Consider a typical scenario: imagine a marketing agency that builds a custom client reporting system using AI to generate insights from campaign data. It works flawlessly for months until an API change breaks everything. With the original developer gone, they spend weeks and thousands of dollars getting a contractor to understand the AI-generated code well enough to fix it.
These businesses thought they were buying software. They were actually signing up to become software companies.
The New Decision Framework
This transformation demands a fundamental shift in how we think about build versus buy decisions. The core question is no longer about execution capability; it’s about orchestration capacity. Can you design, evaluate, and govern these systems responsibly over the long term?
You should build custom software when the capability creates genuine competitive differentiation, when you have the institutional expertise to properly evaluate and maintain the system, when long-term ownership costs are justified by strategic value, and when existing solutions genuinely don’t address your specific needs.
You should buy commercial software when the functionality is context work that customers don’t notice, when you lack domain expertise to properly validate the system’s outputs, when ownership responsibilities exceed what you can realistically handle, or when proven solutions already exist with institutional backing.
Commercial software providers aren’t just offering risk transfer. They’re developing structural advantages that individual companies can’t match. Salesforce can justify employing full-time specialists in GDPR, SOX, HIPAA, and emerging AI regulations because those costs spread across 150,000+ customers. A 50-person consulting firm faces the same regulatory requirements but can’t justify even a part-time compliance role.
This reflects Conway’s Law in reverse: instead of organizations shipping their org chart, the most successful software companies are designing their org charts around the complexities of responsible software ownership.
Mastering the Paradox
The AI revolution isn’t killing software development companies it’s fundamentally changing what ownership means and repricing the entire market. Building has become easier, but being responsible for what you build has become exponentially harder.
This follows the same pattern I’ve tracked across domains: AI creates automation asymmetry, where execution capabilities become liquid while orchestration and evaluation remain stubbornly complex. Whether in compliance audits, skill markets, or software ownership, the organizations that thrive are those that recognize this shift and invest in orchestration capacity rather than just execution capability.

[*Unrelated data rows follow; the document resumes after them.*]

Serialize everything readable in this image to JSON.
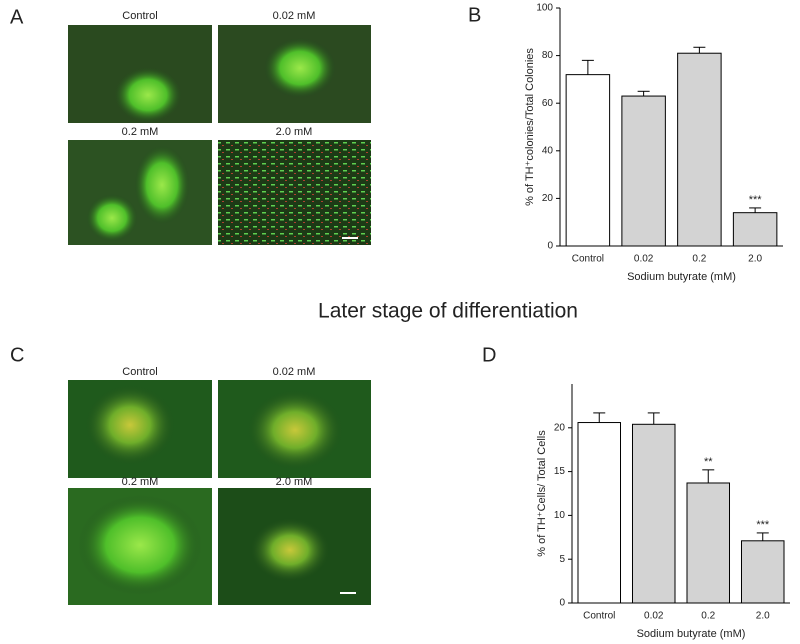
{
  "panel_a": {
    "letter": "A",
    "labels": [
      "Control",
      "0.02 mM",
      "0.2 mM",
      "2.0 mM"
    ]
  },
  "heading": "Later stage of differentiation",
  "panel_c": {
    "letter": "C",
    "labels": [
      "Control",
      "0.02 mM",
      "0.2 mM",
      "2.0 mM"
    ]
  },
  "chart_data": [
    {
      "type": "bar",
      "letter": "B",
      "categories": [
        "Control",
        "0.02",
        "0.2",
        "2.0"
      ],
      "values": [
        72,
        63,
        81,
        14
      ],
      "errors": [
        6,
        2,
        2.5,
        2
      ],
      "colors": [
        "#ffffff",
        "#d3d3d3",
        "#d3d3d3",
        "#d3d3d3"
      ],
      "annotations": [
        null,
        null,
        null,
        "***"
      ],
      "x_label": "Sodium butyrate (mM)",
      "y_label": "% of TH⁺colonies/Total Colonies",
      "ylim": [
        0,
        100
      ],
      "yticks": [
        0,
        20,
        40,
        60,
        80,
        100
      ]
    },
    {
      "type": "bar",
      "letter": "D",
      "categories": [
        "Control",
        "0.02",
        "0.2",
        "2.0"
      ],
      "values": [
        20.6,
        20.4,
        13.7,
        7.1
      ],
      "errors": [
        1.1,
        1.3,
        1.5,
        0.9
      ],
      "colors": [
        "#ffffff",
        "#d3d3d3",
        "#d3d3d3",
        "#d3d3d3"
      ],
      "annotations": [
        null,
        null,
        "**",
        "***"
      ],
      "x_label": "Sodium butyrate (mM)",
      "y_label": "% of TH⁺Cells/ Total Cells",
      "ylim": [
        0,
        25
      ],
      "yticks": [
        0,
        5,
        10,
        15,
        20
      ]
    }
  ]
}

Advanced AI development tools will eventually solve some of these challenges with better validation frameworks and automated maintenance capabilities. We’ll likely see agentic AI automating much of our monotonous security, support, and maintenance work in the future also. These systems could help organizations build the connective tissue they lack automated monitoring, intelligent debugging, self-updating documentation, and predictive maintenance. But we’re not there yet, and even future tools will require expertise to use effectively.
This doesn’t mean you should never build custom software. It means you need to think differently about what you’re signing up for. Every line of AI-generated code comes with a lifetime warranty that you have to honor.
The question isn’t whether AI can help you build something faster and cheaper. It’s whether you can afford to own it responsibly in a world where software liability is real, evaluation is harder, and the consequences of getting it wrong are higher than ever.
Understanding this paradox is crucial for anyone making build-versus-buy decisions in the AI era. The tools are more powerful than ever, but mastering this new reality means embracing orchestration over execution. Those who recognize this shift and build the institutional capacity to govern AI systems responsibly will define the next wave of competitive advantage.
You’re not just building software. You’re signing up for a lifetime of accountability.